The Catacombs were formed at the end of the 18th century when the Cimetière des Saints-Innocents, which had been in use for more than 10 centuries, became a source of disease for the city. In 1785, the cemetery was cleared out, and bodies were transferred to old quarries on the city's outskirts. From the late 18th century until the mid-19th century, black-draped carriages passed the city's many cemeteries, transferring human remains to their new underground destination. The bones of millions of people were ultimately relocated to the Catacombs, where they were collected and fashioned into elaborate walls and pillars of skulls and bones.

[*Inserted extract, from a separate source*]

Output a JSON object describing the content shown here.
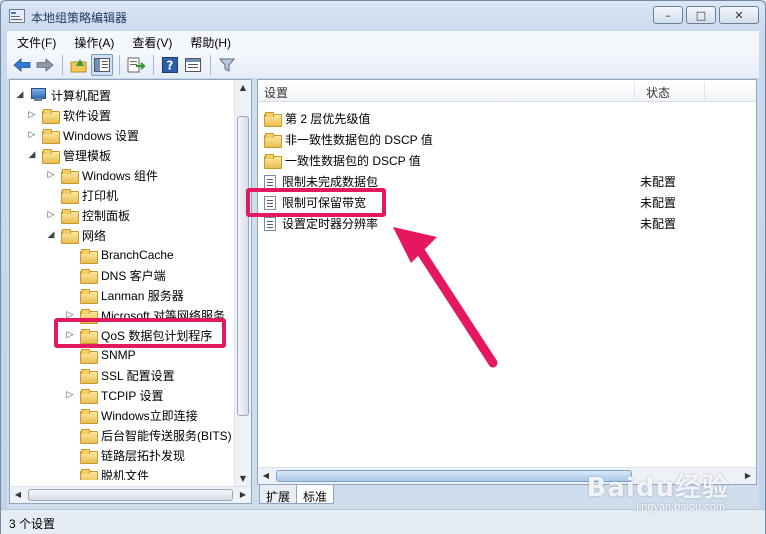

Because of the disrespect shown to the dead, the Catacombs of Paris are widely believed to be one of the most haunted places on Earth. Visitors to the subterranean site have reported the feeling of being touched by invisible hands, being followed, and some have even felt the sensation of being strangled. Perhaps it's the sight of all those bones, but the Catacombs have made more than a few visitors shake in their boots [source: Whittaker].
Want to find out for yourself if spirits roam the underground tunnels of the Catacombs of Paris? Take a self-guided tour by visiting the Catacombs of Paris Museum. There, you can descend more than 60 feet (18.29 meters) underground to behold floor-to-ceiling stacks of bones, and you can stroll more than 1 mile (1.6 kilometers) of underground tunnels and view the remains of more than 6 million souls [source: Catacombs of Paris Museum].